Colorado State claims that in its first year of operation, the stadium is operating at a $5.34 million surplus, but local businessman Bob Vangeremeersch has provided some pretty convincing evidence that an honest accounting would show it actually losing $14 million annually (for example, CSU counts as revenue the university’s purchase of a number of premium seats). This is on top of athletic subsidies (from student fees or university funds) of about $20 million annually to support CSU sports. In total, athletic financial obligations well exceed $30 million a year, or about $1,000 for each CSU student.

Early indications are that Canvas Stadium is hardly a boom for CSU. In its first year, 192,369 persons saw six football games. Using Vangeremeersch’s numbers, stadium costs alone were more than $70 per game for each attendee. Did the new facility even attract superstar football players? The team had a seven and six record, culminating in a loss to the second biggest state university of West Virginia in the New Mexico Bowl before a paltry 26,087 fans.
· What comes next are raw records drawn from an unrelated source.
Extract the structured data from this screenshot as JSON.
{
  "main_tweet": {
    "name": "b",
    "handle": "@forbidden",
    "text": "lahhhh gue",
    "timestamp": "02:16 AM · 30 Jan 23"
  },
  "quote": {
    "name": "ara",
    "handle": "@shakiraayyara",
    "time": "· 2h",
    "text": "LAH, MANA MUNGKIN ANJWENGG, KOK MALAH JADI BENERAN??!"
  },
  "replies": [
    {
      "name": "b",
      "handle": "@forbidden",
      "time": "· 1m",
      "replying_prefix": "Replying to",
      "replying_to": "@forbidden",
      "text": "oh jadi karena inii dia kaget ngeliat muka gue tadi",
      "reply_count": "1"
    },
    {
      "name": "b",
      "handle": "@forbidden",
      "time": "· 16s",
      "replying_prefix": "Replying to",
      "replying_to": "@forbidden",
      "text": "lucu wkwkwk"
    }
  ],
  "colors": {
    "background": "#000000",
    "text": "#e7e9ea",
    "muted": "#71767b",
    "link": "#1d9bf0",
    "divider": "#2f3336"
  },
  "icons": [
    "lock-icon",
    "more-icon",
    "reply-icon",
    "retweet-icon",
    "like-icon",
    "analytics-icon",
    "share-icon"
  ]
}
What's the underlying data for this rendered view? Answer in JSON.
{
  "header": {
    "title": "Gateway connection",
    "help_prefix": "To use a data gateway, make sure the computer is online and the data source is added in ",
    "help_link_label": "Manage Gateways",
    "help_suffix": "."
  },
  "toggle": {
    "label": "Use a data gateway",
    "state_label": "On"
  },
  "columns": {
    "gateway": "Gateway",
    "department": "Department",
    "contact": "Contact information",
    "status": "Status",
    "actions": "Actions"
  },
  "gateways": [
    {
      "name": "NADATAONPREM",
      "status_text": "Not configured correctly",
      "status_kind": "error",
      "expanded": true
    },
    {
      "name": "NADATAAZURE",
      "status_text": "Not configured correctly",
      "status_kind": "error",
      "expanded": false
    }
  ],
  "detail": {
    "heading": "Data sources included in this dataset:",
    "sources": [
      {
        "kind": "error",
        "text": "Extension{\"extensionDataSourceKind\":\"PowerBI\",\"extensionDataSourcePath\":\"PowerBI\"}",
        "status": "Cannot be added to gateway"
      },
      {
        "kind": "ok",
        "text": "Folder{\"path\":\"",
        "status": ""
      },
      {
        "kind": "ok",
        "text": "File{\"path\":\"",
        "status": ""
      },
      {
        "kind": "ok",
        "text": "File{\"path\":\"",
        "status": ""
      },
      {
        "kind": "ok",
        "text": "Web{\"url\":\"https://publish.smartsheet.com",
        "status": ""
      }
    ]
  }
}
Meanwhile, CSU’s academic ranking remains pretty so-so, coming in 239th in the last Forbes Best College list.

Rutgers University

Rutgers is one of the nine colonial colleges founded before the American Revolution. Others in the group, including seven Ivy League schools, have reached very high levels of academic distinction (all in the top 60 on the Forbes list), while Rutgers has languished considerably (158th). Like CSU, Rutgers decided a number of years ago it could gain a national reputation through athletic excellence by joining the most academically respectable of the Power Five athletic conferences, the Big Ten.

Rutgers long has led the nation in sports subsidies. In 2015-2016, for example, the school lost $38 million on sports. But in 2016, the athletic director predicted the school would be in the black within five years. However, in the past, projections have proven radically overly optimistic. In 2015-16, for example, the athletic department spent $13.8 million more than it projected in an early 2014 financial plan. Rutgers touts that the school’s transition to Big Ten membership will be complete in 2021, so it will start getting its full share of TV revenues that the Big Ten receives. On top of everything else, Rutgers sports has been hurt by all sorts of scandals involving athletes and coaches. The 2017 football team had a 4-8 record, putting it near the bottom of the Big Ten. No wonder the Rutgers faculty has been up in arms.
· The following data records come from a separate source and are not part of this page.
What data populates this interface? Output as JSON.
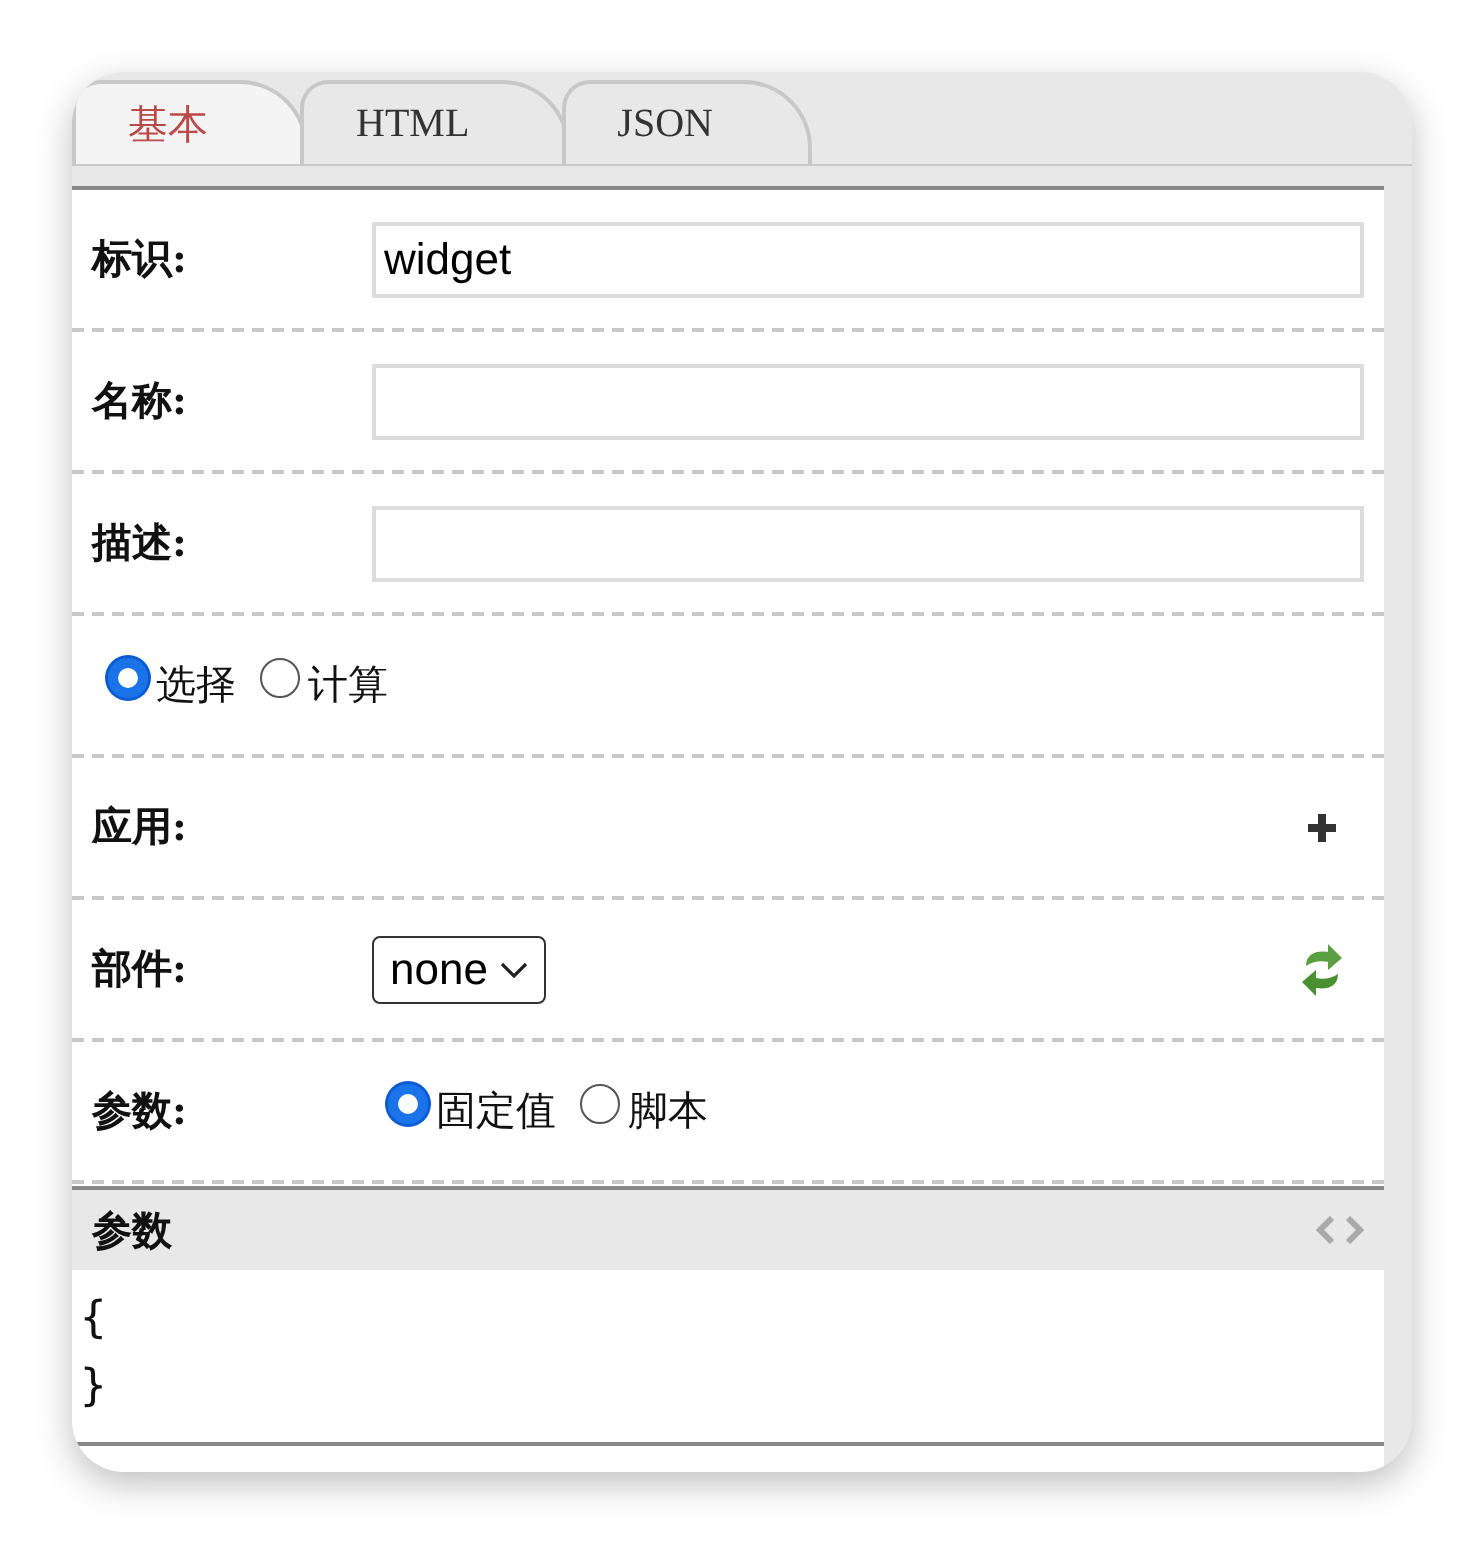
{
  "tabs": [
    {
      "label": "基本",
      "selected": true
    },
    {
      "label": "HTML",
      "selected": false
    },
    {
      "label": "JSON",
      "selected": false
    }
  ],
  "rows": [
    {
      "kind": "text",
      "label": "标识:",
      "value": "widget"
    },
    {
      "kind": "text",
      "label": "名称:",
      "value": ""
    },
    {
      "kind": "text",
      "label": "描述:",
      "value": ""
    },
    {
      "kind": "radio",
      "options": [
        {
          "label": "选择",
          "selected": true
        },
        {
          "label": "计算",
          "selected": false
        }
      ]
    },
    {
      "kind": "add",
      "label": "应用:"
    },
    {
      "kind": "select",
      "label": "部件:",
      "value": "none"
    },
    {
      "kind": "radio",
      "label": "参数:",
      "options": [
        {
          "label": "固定值",
          "selected": true
        },
        {
          "label": "脚本",
          "selected": false
        }
      ]
    }
  ],
  "editor": {
    "title": "参数",
    "lines": [
      "{",
      "}"
    ]
  }
}
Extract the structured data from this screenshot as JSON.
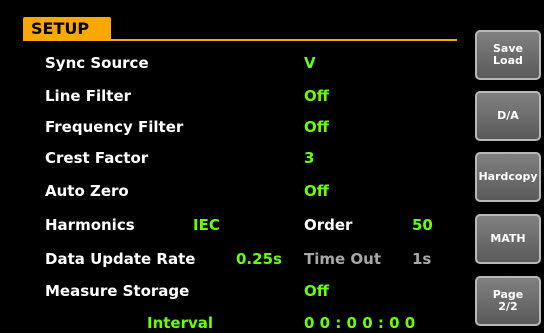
{
  "header": {
    "title": "SETUP"
  },
  "settings": {
    "sync_source": {
      "label": "Sync Source",
      "value": "V"
    },
    "line_filter": {
      "label": "Line Filter",
      "value": "Off"
    },
    "frequency_filter": {
      "label": "Frequency Filter",
      "value": "Off"
    },
    "crest_factor": {
      "label": "Crest Factor",
      "value": "3"
    },
    "auto_zero": {
      "label": "Auto Zero",
      "value": "Off"
    },
    "harmonics": {
      "label": "Harmonics",
      "value": "IEC",
      "order_label": "Order",
      "order_value": "50"
    },
    "data_update_rate": {
      "label": "Data Update Rate",
      "value": "0.25s",
      "timeout_label": "Time Out",
      "timeout_value": "1s"
    },
    "measure_storage": {
      "label": "Measure Storage",
      "value": "Off",
      "interval_label": "Interval",
      "interval_value": "0 0 : 0 0 : 0 0"
    }
  },
  "softkeys": {
    "save_load": "Save\nLoad",
    "da": "D/A",
    "hardcopy": "Hardcopy",
    "math": "MATH",
    "page": "Page\n2/2"
  },
  "colors": {
    "accent": "#f8a800",
    "value": "#66ff00",
    "label": "#ffffff",
    "inactive": "#a8a8a8",
    "background": "#000000"
  }
}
Eastern Michigan University

The poster child of fiscal insanity regarding college sports, however, is Eastern Michigan University (EMU). It is a member of the Mid American Conference, a group of athletic wannabes mostly located near powerhouse Big Ten schools. EMU’s campus is less than seven miles from the Big House of the University of Michigan, a truly financially (and academically) successful athletic powerhouse. At EMU, it is not uncommon for fewer than 10,000 fans to attend football games, yet the school’s athletic subsidies exceed $25 million annually, more than $1,000 for every student attending. EMU has a high proportion of students on Pell Grants, whereas the University of Michigan does not, and Michigan about breaks even on sports. Unlike Michigan, EMU in effect imposes a highly regressive sports tax on its mostly non-affluent students.

Does the football team provide positive publicity for EMU? Hardly. In the 10 years 2008 through 2017, it had one winning football season (with a seven and six record). It had six seasons where it won two or fewer games. What is the possible rationale of continuing this athletic humiliation and fiscal drain?